The question began as soon as Bruce Ratner broke ground on the Barclay Center in 2010, “Who runs New York?” In my opinion, the New York Knicks do. You just can’t come on a new block and say you run things, you have to put down some roots first; maybe have a few fights, win or lose you will start to gain some respect, then you stake claim to the neighborhood. The Knicks and Brooklyn Nets had their fair share of fights last season, each team winning twice during the regular season.

The Nets had time to learn the neighborhood, see how things operate, how the old heads on the block had begun to relax a little because there was no competition for their crown. The city had shown that it was ready for a new king to emerge; they are tired of the bullying by a crew that is all talk and no action. Unlike last season, the new kids are prepared, the hype is gone, and it is time to take over the neighborhood.

The new crew had grown tired of the old heads and their fans bashing them on the web, newspapers and radio waves; it was time to fight back. The mastermind of the Nets, Billy King, called in a favor from the Boston Celtics and brought in some hired muscle, with experience in taking over neighborhoods and wearing the crown. As soon as the new muscle hit the neighborhood, they got into a verbal war with the old heads — one new member in particular, Paul Pierce, pulling no punches, said, “I think the hate [for the Knicks] has grown a little. Everybody knows how much I disliked the Knicks when I was with the Celtics, but I think it’s grown to another level, I think it’s time for the Nets to start running this city.”

The new crew brought in Jason Kidd, who once ran the city across the bridge in the swamp lands to lead the Nets to the promise land. Kidd was just a year removed from playing with the old heads when the call came to lead the new kings, and he did it without a second thought. What plagued the Nets last season was toughness and a killer instinct, but not this season.

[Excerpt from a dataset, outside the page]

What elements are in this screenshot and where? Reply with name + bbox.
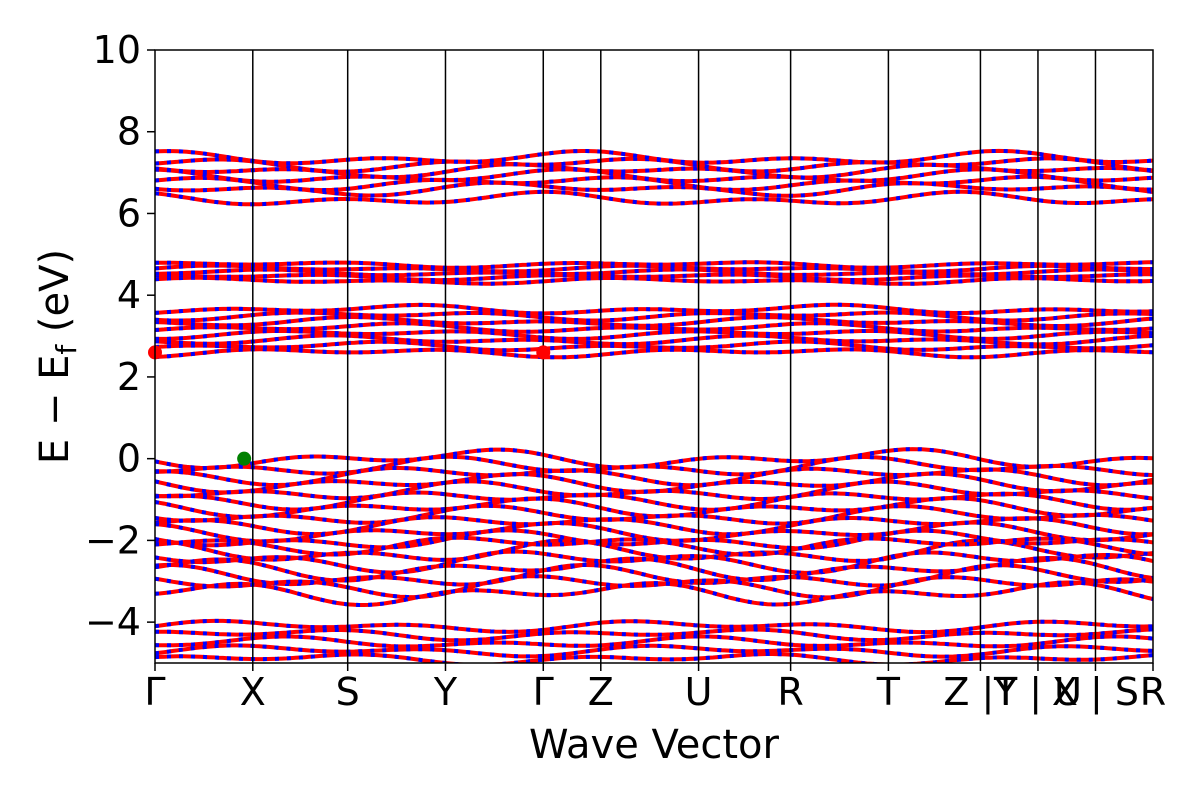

The hired muscle, Kevin Garnett, Pierce and Jason Terry are battle tested, perceptive veterans, and not afraid to get in the opposition’s face, ask Carmelo Anthony.

The Nets, pushed around a year ago, are ready to flex some muscles of their own. There will be no NBA cameras following them, as the focus this season is the takeover. Deron Williams comes into the year healthy, ready to reclaim his spot as one of the best in the league. Brook Lopez, fresh off his first All-Star season, is ready to repay the organization for not trading him for Dwight “I can’t take the pressure” Howard. Joe Johnson will never live up to the money he is paid to stand on the wing, but knock down a few jumpers a game and all is well. The hired muscle will push them, make them want to be champions, and make them run this city.